Vertical integration is a process by which a company’s hierarchy in terms of how its services and products are sourced and manufactured is simplified and unified under just one entity. This means that a company takes control of a part of the flow of production so that it would be easier to control the other variables that may affect the performance of a business entity. When more than one company is involved in the making of a particular product, a situation called a “hold-up” may ensue wherein one company would withhold its products and services to bargain for special considerations or terms from the umbrella organization. Since this stalls the production line, this type of situation renders the entire process inefficient and ineffective for the consummation of business.
For a company that produces clothes for instance, it would be to its advantage if it could control the sources of fabrics. That way, it would be easier for the garments producer to ensure the availability of the raw material as well as the process at which the fabric could be bought. The same could be said if the company were to own the subsidiary stores that would later on sell the finish products of the company. This would allow them to control their margins and push particular products that they want featured or pushed more heavily.
Here’s how you make a plan for vertical integration:
- First, you must decide which type of vertical integration you want to do for your company. There are three major types of vertical integration. One is the backward type of integration wherein you would be absorbing the companies and processes that occur before your original phase in the production process. The example of the clothes manufacturer taking in the fabrics company is parallel to this type. The second is the forward type wherein the companies that are involved after your original phase are included. The example of getting the shops that sell your products also fall within this category. The last is the balanced one wherein your company takes the reins from before and after your original phase.
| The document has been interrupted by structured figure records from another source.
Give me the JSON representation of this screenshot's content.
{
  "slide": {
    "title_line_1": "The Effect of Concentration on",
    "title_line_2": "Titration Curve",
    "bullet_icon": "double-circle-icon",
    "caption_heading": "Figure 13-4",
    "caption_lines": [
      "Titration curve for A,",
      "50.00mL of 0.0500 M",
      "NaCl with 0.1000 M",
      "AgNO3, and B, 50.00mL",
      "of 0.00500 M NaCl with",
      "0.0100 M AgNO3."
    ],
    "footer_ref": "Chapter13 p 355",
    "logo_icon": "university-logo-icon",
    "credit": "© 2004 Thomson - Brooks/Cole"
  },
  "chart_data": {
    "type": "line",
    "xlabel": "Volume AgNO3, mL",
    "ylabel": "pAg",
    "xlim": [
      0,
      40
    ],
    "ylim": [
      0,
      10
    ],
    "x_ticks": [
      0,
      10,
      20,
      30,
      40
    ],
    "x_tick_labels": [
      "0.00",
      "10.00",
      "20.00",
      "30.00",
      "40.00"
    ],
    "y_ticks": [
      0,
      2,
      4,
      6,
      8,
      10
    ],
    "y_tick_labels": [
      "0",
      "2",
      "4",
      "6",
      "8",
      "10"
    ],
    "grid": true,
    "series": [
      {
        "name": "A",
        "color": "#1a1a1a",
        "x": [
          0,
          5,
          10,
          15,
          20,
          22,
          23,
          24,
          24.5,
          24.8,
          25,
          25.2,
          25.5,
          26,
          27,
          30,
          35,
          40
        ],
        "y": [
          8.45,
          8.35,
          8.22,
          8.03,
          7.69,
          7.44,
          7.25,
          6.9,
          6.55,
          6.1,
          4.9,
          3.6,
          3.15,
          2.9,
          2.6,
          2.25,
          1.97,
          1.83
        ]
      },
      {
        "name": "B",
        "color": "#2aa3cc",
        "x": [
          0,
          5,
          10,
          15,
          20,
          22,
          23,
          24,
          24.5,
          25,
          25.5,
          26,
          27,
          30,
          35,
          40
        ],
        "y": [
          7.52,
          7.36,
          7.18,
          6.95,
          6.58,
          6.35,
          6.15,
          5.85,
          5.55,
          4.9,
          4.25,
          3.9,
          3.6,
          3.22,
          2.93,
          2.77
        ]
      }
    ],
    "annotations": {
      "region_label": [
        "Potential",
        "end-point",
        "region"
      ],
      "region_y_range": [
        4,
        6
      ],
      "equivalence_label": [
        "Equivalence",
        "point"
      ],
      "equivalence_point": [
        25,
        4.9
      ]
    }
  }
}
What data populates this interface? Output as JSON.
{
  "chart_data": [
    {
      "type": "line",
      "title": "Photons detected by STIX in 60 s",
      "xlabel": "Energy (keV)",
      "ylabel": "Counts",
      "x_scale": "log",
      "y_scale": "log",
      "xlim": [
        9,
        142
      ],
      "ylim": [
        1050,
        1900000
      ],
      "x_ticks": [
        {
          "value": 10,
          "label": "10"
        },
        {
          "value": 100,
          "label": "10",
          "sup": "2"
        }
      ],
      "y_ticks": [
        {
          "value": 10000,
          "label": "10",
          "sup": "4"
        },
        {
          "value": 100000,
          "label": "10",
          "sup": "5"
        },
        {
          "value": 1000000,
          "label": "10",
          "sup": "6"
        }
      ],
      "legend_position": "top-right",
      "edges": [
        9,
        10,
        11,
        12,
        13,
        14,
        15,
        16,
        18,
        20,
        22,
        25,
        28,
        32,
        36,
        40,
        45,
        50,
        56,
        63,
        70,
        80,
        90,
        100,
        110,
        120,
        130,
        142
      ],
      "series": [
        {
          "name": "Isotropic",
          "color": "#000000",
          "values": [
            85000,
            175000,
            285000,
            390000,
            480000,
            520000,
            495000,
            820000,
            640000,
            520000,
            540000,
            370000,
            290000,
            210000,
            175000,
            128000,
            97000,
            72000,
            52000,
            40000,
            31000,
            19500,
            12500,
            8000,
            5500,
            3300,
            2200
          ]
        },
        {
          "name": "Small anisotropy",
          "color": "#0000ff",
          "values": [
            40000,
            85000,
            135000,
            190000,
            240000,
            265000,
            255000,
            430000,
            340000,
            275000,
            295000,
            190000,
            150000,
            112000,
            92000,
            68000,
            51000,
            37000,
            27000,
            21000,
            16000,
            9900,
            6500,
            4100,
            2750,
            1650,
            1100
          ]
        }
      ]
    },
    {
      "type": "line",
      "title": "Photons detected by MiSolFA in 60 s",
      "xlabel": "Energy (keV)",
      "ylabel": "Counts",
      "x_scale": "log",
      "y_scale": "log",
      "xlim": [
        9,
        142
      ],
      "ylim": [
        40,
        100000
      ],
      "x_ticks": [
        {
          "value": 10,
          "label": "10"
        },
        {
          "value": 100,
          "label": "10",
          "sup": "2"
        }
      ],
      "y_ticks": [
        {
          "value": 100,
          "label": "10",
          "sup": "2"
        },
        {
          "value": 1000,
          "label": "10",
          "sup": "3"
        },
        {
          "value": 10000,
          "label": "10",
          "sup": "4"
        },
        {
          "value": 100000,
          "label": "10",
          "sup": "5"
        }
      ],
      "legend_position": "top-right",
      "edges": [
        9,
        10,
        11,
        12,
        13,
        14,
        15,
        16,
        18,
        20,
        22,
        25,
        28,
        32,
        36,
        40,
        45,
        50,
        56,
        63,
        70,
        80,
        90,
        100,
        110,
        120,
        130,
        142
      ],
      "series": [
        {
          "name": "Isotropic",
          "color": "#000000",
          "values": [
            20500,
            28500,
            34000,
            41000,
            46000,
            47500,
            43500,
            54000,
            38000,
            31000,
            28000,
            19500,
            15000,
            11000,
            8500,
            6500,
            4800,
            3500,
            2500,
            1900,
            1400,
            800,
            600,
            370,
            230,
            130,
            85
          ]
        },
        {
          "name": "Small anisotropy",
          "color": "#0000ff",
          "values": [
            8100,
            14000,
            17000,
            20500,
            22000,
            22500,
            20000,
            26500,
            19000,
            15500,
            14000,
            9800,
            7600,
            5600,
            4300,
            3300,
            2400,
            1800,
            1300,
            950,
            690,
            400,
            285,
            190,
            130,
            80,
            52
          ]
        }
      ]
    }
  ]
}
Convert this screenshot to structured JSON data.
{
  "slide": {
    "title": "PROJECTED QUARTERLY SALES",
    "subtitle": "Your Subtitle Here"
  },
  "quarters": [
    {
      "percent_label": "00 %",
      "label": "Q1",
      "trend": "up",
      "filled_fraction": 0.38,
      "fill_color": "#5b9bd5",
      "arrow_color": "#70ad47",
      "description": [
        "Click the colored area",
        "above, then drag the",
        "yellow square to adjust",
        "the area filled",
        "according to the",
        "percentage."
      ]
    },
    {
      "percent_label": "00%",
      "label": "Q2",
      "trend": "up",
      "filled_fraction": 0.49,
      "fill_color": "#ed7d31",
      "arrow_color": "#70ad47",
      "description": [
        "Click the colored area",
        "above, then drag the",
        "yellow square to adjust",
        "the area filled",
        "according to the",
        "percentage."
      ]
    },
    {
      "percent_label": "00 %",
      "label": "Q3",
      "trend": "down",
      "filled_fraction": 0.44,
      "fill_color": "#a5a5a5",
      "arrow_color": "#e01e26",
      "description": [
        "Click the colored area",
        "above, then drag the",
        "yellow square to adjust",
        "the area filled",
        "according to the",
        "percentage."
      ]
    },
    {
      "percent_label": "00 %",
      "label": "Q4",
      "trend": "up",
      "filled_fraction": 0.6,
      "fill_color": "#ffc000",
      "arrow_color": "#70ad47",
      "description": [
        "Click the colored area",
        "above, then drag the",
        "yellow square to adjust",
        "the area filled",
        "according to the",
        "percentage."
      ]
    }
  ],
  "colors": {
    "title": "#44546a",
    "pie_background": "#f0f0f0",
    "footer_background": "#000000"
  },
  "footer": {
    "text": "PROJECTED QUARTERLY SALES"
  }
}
- Do a SWOT analysis on your company and the other entities that you wish to absorb. SWOT stands for strengths, weaknesses, opportunities and threats. This would allow you to zero in on the potential problems and solutions for your prospect. You may hire a management consultant for this or you can do this yourself. Just have an adviser ready so you’ll have another opinion on the matter.
- Use the data from the SWOT analysis to decide whether or not the move is worth it. Sometimes, you will end losing more by doing a vertical integration with a weak and inefficient company. If you’re sold with the idea to integrate, use the data to schedule which companies you want to integrate first and at what rates. Don’t try to integrate all at the same time because this will be very difficult from an administrative standpoint.
Vertical integration is a process that must be studied fully before you take the reins and drive ahead. Take all your options into consideration and see if it truly makes your company better and stronger.